Effect of Load Inclination on the Lateral Resistance of Belled Piles: A Numerical Approach

Abstract

Belled piles are commonly used in geotechnical engineering to provide foundation support in unstable soils. These piles are characterized by an enlarged base, increasing the pile’s load-bearing capacity. Inclined loads are experienced in various engineering applications, such as retaining walls, bridge abutments, and slope stabilization. This study conducts a numerical analysis of belled piles subjected to inclined loads using a finite element approach. The present study investigates the behaviour of belled piles under inclined loads and evaluates their performance in terms of deformation, stress distribution, and load-carrying capacity. The model considers the interaction between the pile and the surrounding soil. The inclined load is applied at various angles to investigate its effect on the pile response. The numerical analysis reveals that several factors, including the angle and magnitude of the applied load, the L/D ratio and the geometry of the belled pile, influence the behaviour of the belled pile under an inclined load. The results show that the deformation and stress distribution in a pile is influenced by the inclination angle of the applied load, with higher inclination angles resulting in larger pile deformations and stress concentrations at the base of the pile.

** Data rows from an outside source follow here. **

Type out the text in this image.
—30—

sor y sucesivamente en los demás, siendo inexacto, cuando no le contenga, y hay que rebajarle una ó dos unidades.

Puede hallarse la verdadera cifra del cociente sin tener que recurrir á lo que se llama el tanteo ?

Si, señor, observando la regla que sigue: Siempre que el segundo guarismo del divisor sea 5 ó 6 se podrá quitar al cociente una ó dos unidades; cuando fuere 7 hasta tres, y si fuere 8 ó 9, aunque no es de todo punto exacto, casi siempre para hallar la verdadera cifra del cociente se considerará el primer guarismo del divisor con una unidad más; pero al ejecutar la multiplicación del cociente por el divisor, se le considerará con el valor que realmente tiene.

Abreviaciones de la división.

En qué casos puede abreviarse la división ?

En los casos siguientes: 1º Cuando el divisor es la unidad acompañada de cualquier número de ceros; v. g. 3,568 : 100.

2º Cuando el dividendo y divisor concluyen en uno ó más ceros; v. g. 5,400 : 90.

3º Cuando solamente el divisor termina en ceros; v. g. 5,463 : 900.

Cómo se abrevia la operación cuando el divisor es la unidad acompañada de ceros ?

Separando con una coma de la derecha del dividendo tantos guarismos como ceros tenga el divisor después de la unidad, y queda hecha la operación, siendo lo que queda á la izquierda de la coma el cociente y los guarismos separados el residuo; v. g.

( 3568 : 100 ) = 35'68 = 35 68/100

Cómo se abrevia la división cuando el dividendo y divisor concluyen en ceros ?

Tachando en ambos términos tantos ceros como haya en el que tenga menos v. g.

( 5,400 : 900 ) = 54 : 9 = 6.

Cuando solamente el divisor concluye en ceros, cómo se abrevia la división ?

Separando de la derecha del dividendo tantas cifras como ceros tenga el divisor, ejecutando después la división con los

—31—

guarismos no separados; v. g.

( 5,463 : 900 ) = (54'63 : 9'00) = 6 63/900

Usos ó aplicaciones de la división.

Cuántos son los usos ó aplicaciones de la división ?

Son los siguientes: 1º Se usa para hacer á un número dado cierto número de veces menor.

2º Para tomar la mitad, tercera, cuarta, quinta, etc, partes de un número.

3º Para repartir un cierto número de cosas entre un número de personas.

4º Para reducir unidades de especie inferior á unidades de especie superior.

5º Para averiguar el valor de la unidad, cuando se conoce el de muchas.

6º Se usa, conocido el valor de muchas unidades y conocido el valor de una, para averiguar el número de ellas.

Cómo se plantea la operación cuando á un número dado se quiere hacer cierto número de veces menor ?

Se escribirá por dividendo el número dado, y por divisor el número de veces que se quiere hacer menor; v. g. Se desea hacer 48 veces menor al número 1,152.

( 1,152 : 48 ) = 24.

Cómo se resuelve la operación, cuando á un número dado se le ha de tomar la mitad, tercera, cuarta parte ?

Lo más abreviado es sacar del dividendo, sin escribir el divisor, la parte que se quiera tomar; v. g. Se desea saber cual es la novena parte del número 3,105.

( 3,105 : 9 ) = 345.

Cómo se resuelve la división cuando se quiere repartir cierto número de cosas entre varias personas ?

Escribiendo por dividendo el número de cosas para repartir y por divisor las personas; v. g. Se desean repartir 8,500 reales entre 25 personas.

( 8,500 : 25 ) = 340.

The lateral resistance of the belled pile with a bell angle of 3° significantly carries 21% more load than that of 7°. The findings of this study provide insights into the behaviour of belled piles subjected to inclined loads. They can be used to guide the design and analysis of belled pile foundations in geotechnical engineering projects. © The Author(s), under exclusive license to Springer Nature Singapore Pte Ltd. 2025.